First off, let’s be clear on a couple things. Botswana is home to well over 130,000 free-ranging elephants. Combined with Zimbabwe and the rest of the Kavango-Zambezi Transfrontier Conservation Area, this metapopulation represents the majority of all elephants in Africa. Almost 40% of the Botswana’s total land area is protected, a huge commitment to conservation and a rate most Western nations can’t imagine ever achieving.
Secondly, there was never a hunting “ban” as the media tells you. Convinced of the potential for photo tourism to replace the consumptive use of wildlife, the previous administration instituted a suspension of hunting on public lands in 2014 renewed annually by executive order during Ian Khama’s term. While some species populations were declining at the time, likely due to the growing elephant problem, elephants and the majority of other species were actually still increasing.
In those five years, elephant populations exploded beyond their historic range causing an unprecedented level of human-wildlife conflict. South of the world-famous Okavango Delta and Chobe enclave is one of the only areas in Africa where elephant range is actually expanding, unfortunately to the detriment of rural Batswana. These herds urgently need to be managed to within their ecological carrying capacity and social tolerance. Local communities are now facing new hardships as they’ve been deprived of revenue once brought in by international tourist hunting.
Last year, H.E. President Mokgweetsi Masisi lifted the temporary moratorium. Long before Masisi’s announcement however, he established a Cabinet level Sub-Committee focused on social dialogue and began an extensive consultation process further implemented by the Ministry and Department. Masisi himself along with his government authorities have continued to defend their decision to the general public and disingenuous journalists.

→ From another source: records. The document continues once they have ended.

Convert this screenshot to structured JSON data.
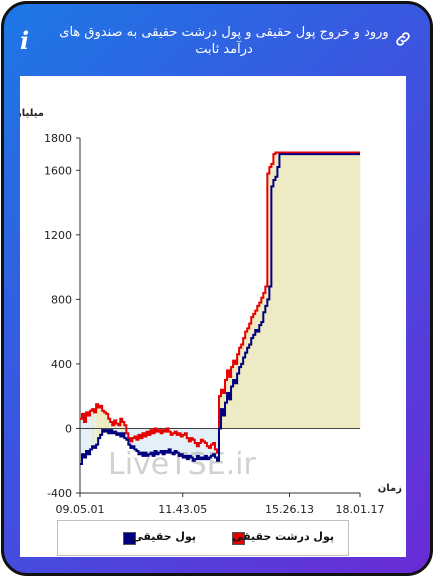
{
  "header": {
    "title": "ورود و خروج پول حقیقی و پول درشت حقیقی به صندوق های درآمد ثابت",
    "info_icon": "info-icon",
    "link_icon": "link-icon"
  },
  "watermark": "LiveTSE.ir",
  "colors": {
    "real_money": "#00007f",
    "big_real_money": "#e60000",
    "fill_positive": "#eeebc4",
    "fill_negative": "#e4f0f7"
  },
  "chart_data": {
    "type": "line",
    "ylabel": "میلیارد تومان",
    "xlabel": "زمان",
    "ylim": [
      -400,
      1800
    ],
    "yticks": [
      -400,
      0,
      400,
      800,
      1200,
      1600,
      1800
    ],
    "x_ticks": [
      "09.05.01",
      "11.43.05",
      "15.26.13",
      "18.01.17"
    ],
    "grid": false,
    "legend_position": "bottom",
    "series": [
      {
        "name": "پول حقیقی",
        "color": "#00007f",
        "values": [
          -220,
          -160,
          -180,
          -140,
          -160,
          -130,
          -110,
          -120,
          -100,
          -60,
          -40,
          -10,
          -20,
          -10,
          -30,
          -10,
          -30,
          -20,
          -40,
          -30,
          -50,
          -30,
          -60,
          -70,
          -100,
          -120,
          -110,
          -130,
          -140,
          -160,
          -150,
          -170,
          -150,
          -170,
          -160,
          -150,
          -170,
          -140,
          -160,
          -150,
          -140,
          -160,
          -140,
          -150,
          -130,
          -150,
          -160,
          -140,
          -150,
          -170,
          -160,
          -180,
          -170,
          -190,
          -170,
          -180,
          -200,
          -190,
          -170,
          -190,
          -180,
          -190,
          -170,
          -190,
          -180,
          -170,
          -160,
          -180,
          -200,
          0,
          120,
          80,
          160,
          220,
          180,
          260,
          300,
          280,
          340,
          380,
          400,
          440,
          470,
          500,
          520,
          560,
          580,
          610,
          600,
          640,
          660,
          720,
          760,
          800,
          880,
          1500,
          1540,
          1560,
          1620,
          1700,
          1700,
          1700,
          1700,
          1700,
          1700,
          1700,
          1700,
          1700,
          1700,
          1700,
          1700,
          1700,
          1700,
          1700,
          1700,
          1700,
          1700,
          1700,
          1700,
          1700,
          1700,
          1700,
          1700,
          1700,
          1700,
          1700,
          1700,
          1700,
          1700,
          1700,
          1700,
          1700,
          1700,
          1700,
          1700,
          1700,
          1700,
          1700,
          1700,
          1700
        ]
      },
      {
        "name": "پول درشت حقیقی",
        "color": "#e60000",
        "values": [
          60,
          90,
          40,
          100,
          80,
          110,
          120,
          100,
          150,
          130,
          140,
          110,
          100,
          90,
          60,
          40,
          20,
          50,
          30,
          20,
          60,
          40,
          20,
          -30,
          -60,
          -80,
          -60,
          -50,
          -70,
          -40,
          -60,
          -30,
          -50,
          -20,
          -40,
          -10,
          -30,
          0,
          -20,
          -10,
          -30,
          -10,
          -20,
          0,
          -20,
          -40,
          -30,
          -20,
          -40,
          -30,
          -50,
          -40,
          -30,
          -60,
          -80,
          -60,
          -70,
          -90,
          -110,
          -90,
          -70,
          -80,
          -90,
          -110,
          -120,
          -100,
          -90,
          -130,
          -150,
          200,
          240,
          220,
          300,
          360,
          320,
          380,
          420,
          400,
          460,
          500,
          520,
          560,
          600,
          620,
          650,
          690,
          710,
          730,
          760,
          780,
          810,
          840,
          880,
          1580,
          1620,
          1640,
          1700,
          1710,
          1710,
          1710,
          1710,
          1710,
          1710,
          1710,
          1710,
          1710,
          1710,
          1710,
          1710,
          1710,
          1710,
          1710,
          1710,
          1710,
          1710,
          1710,
          1710,
          1710,
          1710,
          1710,
          1710,
          1710,
          1710,
          1710,
          1710,
          1710,
          1710,
          1710,
          1710,
          1710,
          1710,
          1710,
          1710,
          1710,
          1710,
          1710,
          1710,
          1710,
          1710,
          1710
        ]
      }
    ]
  }
}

“Masisi with his vision opened up consultation with the people most impacted, where Batswana were involved in expressing their concerns and given a voice for solutions. That goes way back into our cultural traditions. Both the ‘therisanô’ and ‘tlotlô’ values were implemented in this process” as the Botswana Ambassador to the United States Hon. David Newman put it at the 2020 SCI Convention. “Under President Masisi’s administration the policy frameworks, laws and economic programs put our people first and we don’t make any apology for that.”